The underlying causes of Parkinson’s, a debilitating neurodegenerative condition, still elude scientists. Genetic mutations directly cause a mere 10% of cases. The remaining 90% arise sporadically, with no clear genetic link. Intriguingly, the gut microbiome composition of Parkinson’s patients consistently differs from healthy individuals. And several studies report provocative associations between gut bacteria, their metabolites, and neurological diseases. Could our microbiome prove the missing piece of the Parkinson’s puzzle?
A new study published in Environment International investigates this question. The researchers identified a bacterial metabolite, aerugine, that can severely damage human dopamine-producing neurons — the very neurons decimated in Parkinson’s brains. Introducing this metabolite to worms mirrored neuronal and movement patterns observed in human Parkinson’s patients.
This discovery fundamentally shifts our perspective on Parkinson’s, opening new avenues to finally crack its mysteries. How do microbial metabolites interact with neurons? Could they influence other neurodegenerative diseases? Most critically, can we leverage this knowledge to develop preventative measures and new treatments?
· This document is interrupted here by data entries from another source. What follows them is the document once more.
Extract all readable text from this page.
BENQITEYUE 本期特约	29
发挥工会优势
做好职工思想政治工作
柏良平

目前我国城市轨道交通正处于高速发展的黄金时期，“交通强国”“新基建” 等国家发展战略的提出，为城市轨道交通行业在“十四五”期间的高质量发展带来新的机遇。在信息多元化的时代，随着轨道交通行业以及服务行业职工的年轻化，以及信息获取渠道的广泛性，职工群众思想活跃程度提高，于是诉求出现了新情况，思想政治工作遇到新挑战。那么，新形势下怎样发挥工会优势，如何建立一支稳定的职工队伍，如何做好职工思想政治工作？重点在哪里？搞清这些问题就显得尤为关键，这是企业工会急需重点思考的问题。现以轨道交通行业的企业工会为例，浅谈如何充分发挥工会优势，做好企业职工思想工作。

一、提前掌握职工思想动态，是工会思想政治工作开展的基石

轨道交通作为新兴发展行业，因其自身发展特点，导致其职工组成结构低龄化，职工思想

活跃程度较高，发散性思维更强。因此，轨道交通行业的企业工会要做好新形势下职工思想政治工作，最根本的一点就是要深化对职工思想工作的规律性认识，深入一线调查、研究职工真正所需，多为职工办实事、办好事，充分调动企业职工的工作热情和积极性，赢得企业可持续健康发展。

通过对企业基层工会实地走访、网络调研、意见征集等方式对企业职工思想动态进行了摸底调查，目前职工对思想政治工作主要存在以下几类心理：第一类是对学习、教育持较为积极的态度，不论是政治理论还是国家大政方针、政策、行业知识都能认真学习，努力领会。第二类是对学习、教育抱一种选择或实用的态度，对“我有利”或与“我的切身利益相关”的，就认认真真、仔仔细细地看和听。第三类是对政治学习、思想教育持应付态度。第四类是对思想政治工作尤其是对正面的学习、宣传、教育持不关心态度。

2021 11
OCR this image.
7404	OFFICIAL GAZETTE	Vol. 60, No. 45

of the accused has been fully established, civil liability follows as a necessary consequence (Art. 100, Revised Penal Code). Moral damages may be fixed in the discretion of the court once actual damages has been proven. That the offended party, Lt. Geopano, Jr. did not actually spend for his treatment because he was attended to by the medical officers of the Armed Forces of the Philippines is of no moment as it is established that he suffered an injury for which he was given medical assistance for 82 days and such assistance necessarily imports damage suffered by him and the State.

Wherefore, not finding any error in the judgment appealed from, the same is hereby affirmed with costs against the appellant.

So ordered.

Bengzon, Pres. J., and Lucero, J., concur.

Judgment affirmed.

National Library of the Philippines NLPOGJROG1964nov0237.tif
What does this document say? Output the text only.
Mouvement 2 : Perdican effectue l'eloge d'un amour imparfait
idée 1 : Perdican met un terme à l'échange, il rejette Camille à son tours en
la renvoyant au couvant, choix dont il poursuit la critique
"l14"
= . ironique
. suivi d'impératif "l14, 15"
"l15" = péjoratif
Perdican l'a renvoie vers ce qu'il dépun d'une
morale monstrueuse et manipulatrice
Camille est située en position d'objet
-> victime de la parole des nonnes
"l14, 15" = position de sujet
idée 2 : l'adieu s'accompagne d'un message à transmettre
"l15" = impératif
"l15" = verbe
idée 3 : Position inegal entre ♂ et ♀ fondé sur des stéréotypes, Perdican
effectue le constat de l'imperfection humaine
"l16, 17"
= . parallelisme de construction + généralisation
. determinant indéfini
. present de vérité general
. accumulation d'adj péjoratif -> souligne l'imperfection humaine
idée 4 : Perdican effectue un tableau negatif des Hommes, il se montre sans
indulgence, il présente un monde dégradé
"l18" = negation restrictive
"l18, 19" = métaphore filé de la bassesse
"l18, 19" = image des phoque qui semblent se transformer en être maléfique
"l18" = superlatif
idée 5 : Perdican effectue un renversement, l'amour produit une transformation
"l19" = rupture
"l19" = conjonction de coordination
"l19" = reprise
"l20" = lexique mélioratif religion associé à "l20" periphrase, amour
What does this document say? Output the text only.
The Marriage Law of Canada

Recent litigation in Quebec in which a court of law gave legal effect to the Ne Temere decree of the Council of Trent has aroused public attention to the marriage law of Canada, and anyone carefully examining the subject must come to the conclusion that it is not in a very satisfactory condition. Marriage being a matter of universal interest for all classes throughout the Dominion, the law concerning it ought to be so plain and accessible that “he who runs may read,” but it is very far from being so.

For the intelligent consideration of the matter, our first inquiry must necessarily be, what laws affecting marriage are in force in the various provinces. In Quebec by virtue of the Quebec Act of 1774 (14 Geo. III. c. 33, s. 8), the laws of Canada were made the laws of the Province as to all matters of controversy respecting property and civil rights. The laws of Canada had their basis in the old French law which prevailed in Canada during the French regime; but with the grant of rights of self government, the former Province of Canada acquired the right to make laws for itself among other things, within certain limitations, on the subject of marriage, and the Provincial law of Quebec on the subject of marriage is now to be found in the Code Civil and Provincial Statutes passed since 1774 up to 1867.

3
While much work lies ahead, these seminal findings promise to revolutionize our understanding of Parkinson’s complex causes.
REFERENCE:
Uckert AK, Rutschlin S, Gutbier S, Worz NC, Miah MR, Martins AC, . . . Leist M (2023) Identification of the bacterial metabolite aerugine as potential trigger of human dopaminergic neurodegeneration. Environment International, 180:108229. PMID: 37797477; PMCID: PMC10666548. URL: https://www.ncbi.nlm.nih.gov/pubmed/37797477 & https://www.ncbi.nlm.nih.gov/pmc/articles/PMC10666548/pdf/nihms-1937915.pdf
ABSTRACT: The causes of nigrostriatal cell death in idiopathic Parkinson's disease are unknown, but exposure to toxic chemicals may play some role. We followed up here on suggestions that bacterial secondary metabolites might be selectively cytotoxic to dopaminergic neurons. Extracts from Streptomyces venezuelae were found to kill human dopaminergic neurons (LUHMES cells). Utilizing this model system as a bioassay, we identified a bacterial metabolite known as aerugine (C(10)H(11)NO(2)S; 2-[4-(hydroxymethyl)-4,5-dihydro-1,3-thiazol-2-yl]phenol) and confirmed this finding by chemical re-synthesis. This 2-hydroxyphenyl-thiazoline compound was previously shown to be a product of a wide-spread biosynthetic cluster also found in the human microbiome and in several pathogens. Aerugine triggered half-maximal dopaminergic neurotoxicity at 3-4 microM. It was less toxic for other neurons (10-20 microM), and non-toxic (at <100 microM) for common human cell lines. Neurotoxicity was completely prevented by several iron chelators, by distinct anti-oxidants and by a caspase inhibitor. In the Caenorhabditis elegans model organism, general survival was not affected by aerugine concentrations up to 100 microM. When transgenic worms, expressing green fluorescent protein only in their dopamine neurons, were exposed to aerugine, specific neurodegeneration was observed. The toxicant also exerted functional dopaminergic toxicity in nematodes as determined by the "basal slowing response" assay. Thus, our research has unveiled a bacterial metabolite with a remarkably selective toxicity toward human dopaminergic neurons in vitro and for the dopaminergic nervous system of Caenorhabditis elegans in vivo. These findings suggest that microbe-derived environmental chemicals should be further investigated for their role in the pathogenesis of Parkinson's disease.